While it is commonly believed that the current energy system needs a fundamental turn towards a more sustainable and just system, with a high share of cleaner energy resources in the energy mix, this transition in the oil and gas resource-rich countries might be more complex as their higher dependency on these resources. So, uncovering injustices alongside the current their oil and gas system and restore them, is as important as planning for transition to a cleaner energy. However, following lifting sanctions in the early of 2016, Iran is increasing its oil and gas production, which revivals several serious concerns about the lack of proper and just legal and policy framework, for sustainable use of its oil and gas resource.

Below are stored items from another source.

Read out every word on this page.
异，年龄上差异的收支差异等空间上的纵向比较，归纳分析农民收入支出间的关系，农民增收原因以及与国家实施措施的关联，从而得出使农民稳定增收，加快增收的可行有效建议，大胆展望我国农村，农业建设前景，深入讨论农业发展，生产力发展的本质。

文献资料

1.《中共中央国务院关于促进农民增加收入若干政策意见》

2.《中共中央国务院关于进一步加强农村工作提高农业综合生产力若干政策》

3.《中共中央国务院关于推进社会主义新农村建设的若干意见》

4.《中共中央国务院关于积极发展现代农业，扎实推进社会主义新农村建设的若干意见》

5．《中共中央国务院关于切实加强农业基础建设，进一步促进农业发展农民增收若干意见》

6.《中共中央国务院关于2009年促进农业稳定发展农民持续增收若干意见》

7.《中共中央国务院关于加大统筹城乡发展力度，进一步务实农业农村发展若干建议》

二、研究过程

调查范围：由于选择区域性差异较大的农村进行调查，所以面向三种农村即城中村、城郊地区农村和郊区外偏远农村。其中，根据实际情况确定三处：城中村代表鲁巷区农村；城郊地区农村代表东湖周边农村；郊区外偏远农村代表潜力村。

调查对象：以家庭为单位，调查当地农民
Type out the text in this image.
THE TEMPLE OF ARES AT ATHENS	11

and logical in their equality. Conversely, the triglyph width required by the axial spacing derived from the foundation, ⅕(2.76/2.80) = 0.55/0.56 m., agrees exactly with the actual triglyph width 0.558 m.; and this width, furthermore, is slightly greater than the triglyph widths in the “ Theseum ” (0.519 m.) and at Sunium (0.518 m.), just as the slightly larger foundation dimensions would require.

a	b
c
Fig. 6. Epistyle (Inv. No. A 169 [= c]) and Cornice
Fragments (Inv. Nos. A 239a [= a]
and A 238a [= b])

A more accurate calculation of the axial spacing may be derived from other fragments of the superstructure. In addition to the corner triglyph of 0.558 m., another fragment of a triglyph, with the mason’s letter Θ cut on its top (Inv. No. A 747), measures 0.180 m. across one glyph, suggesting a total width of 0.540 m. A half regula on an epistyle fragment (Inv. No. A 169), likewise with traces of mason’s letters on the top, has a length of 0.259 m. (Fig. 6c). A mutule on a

Two main questions of the thesis are, “Are the Iranian legal and policy frameworks, and practices, governing the oil and gas activities, consistent with energy justice principles?” and, “How can Iran use its oil and gas in a more sustainable and just way?”
Sustainable development is the fundamental value of the research and energy justice principles are the evaluation criteria for this study. The core three tenets of energy justice, namely, distributional, procedural, and recognition will be the study’s criteria for the evaluation. The legal doctrinal, socio-legal and comparative legal research, as methodologies of the thesis have been chosen. For comparative legal research, three oil and gas rich countries namely Canada, Malaysia and Iran, have been chosen. Since the aim of the comparative study is to improve the Iran’s legal and policy framework, a contextual approach is going to apply.
Mohammad Hazrati is a PhD student of the Energy and Natural Resources Institute at Queen Mary University of London (QMUL). Prior to joining to QMUL, Mohammad worked for several years as a legal advisor in Iran. He undertook and completed two MSc programmes, in Private Law (Iran), and Oil and Gas Law (Reading University) with distinction. He has written a book chapter, several journal articles mainly in Iranian journals, two book reviews in the Journal of World Energy Law and Business, and Journal of Energy Resource and Social Science. Mohammad Hazrati has been Research Assistant of Professor Raphael Heffron at Dundee University since September 2018.